Asimismo, el ennegrecimiento de la nieve y el hielo por depósitos de carbono negro derivados de la combustión de biomasa y la incipiente actividad industrial en el siglo XIX pudo haber acelerado el final de la Pequeña Edad de Hielo. Este factor antrópico habría favorecido el deshielo glaciar.

Variabilidad interna del sistema climático
La Pequeña Edad de Hielo estuvo marcada por una fuerte variabilidad interna del sistema climático, es decir, por las oscilaciones espontáneas en la interacción entre océanos, atmósfera y criosfera. Estos procesos explican por qué dentro de un periodo de enfriamiento prolongado coexistieron veranos extremadamente cálidos, como el de 1540, y episodios de sequías prolongadas que contrastaban con los gélidos inviernos. Los estudios históricos basados en crónicas, registros de vendimias y observaciones fenológicas confirman que la Pequeña Edad de Hielo no fue un periodo de frío uniforme, sino una época de fenómenos climáticos extremos y contrastantes.

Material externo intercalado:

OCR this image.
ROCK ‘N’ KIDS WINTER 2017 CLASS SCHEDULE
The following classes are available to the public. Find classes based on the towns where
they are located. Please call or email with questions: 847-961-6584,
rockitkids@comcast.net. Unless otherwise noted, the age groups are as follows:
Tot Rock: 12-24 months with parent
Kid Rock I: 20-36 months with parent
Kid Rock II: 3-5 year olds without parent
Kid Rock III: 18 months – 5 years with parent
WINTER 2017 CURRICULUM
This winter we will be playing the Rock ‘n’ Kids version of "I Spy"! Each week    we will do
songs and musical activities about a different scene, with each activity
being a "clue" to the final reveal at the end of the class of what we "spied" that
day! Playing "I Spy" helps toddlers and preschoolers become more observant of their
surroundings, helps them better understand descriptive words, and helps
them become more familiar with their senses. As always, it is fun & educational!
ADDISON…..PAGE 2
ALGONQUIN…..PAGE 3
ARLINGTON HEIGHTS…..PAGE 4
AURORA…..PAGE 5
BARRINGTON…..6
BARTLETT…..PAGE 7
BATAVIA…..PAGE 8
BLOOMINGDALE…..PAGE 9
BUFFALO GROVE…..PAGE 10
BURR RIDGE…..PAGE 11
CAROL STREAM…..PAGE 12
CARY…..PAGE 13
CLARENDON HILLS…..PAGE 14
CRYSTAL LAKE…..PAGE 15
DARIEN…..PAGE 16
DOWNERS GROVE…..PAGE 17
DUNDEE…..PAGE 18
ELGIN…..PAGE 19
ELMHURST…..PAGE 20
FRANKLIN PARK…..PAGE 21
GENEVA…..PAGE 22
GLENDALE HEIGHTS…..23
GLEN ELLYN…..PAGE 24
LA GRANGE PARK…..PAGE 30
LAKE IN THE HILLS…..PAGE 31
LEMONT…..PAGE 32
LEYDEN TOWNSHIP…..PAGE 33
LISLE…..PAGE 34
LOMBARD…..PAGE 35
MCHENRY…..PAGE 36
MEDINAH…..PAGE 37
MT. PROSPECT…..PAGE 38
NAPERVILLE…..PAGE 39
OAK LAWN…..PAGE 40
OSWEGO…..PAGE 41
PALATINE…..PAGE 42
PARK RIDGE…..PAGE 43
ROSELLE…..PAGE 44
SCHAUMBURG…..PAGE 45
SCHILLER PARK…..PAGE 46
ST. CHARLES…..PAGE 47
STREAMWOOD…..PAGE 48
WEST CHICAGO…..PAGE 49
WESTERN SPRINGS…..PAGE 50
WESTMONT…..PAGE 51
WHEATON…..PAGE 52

Enseñanzas para el presente
La Pequeña Edad de Hielo en la Europa moderna fue el resultado de una compleja interacción entre diversas causas naturales: una intensa actividad volcánica, los mínimos solares prolongados las, alteraciones en la circulación oceánica y patrones atmosféricos como la NAO. Factores adicionales, como los cambios en el uso del suelo y la variabilidad interna del sistema climático, reforzaron un escenario ya de por sí propicio al enfriamiento.
Analizar las causas de la Pequeña Edad de Hielo europea ofrece lecciones valiosas para comprender el cambio climático contemporáneo. Hace unos siglos, la combinación de factores naturales —solar, volcánico, oceánico y atmosférico— bastó para alterar el clima de un continente durante siglos. Hoy, sin embargo, el factor decisivo es la actividad humana.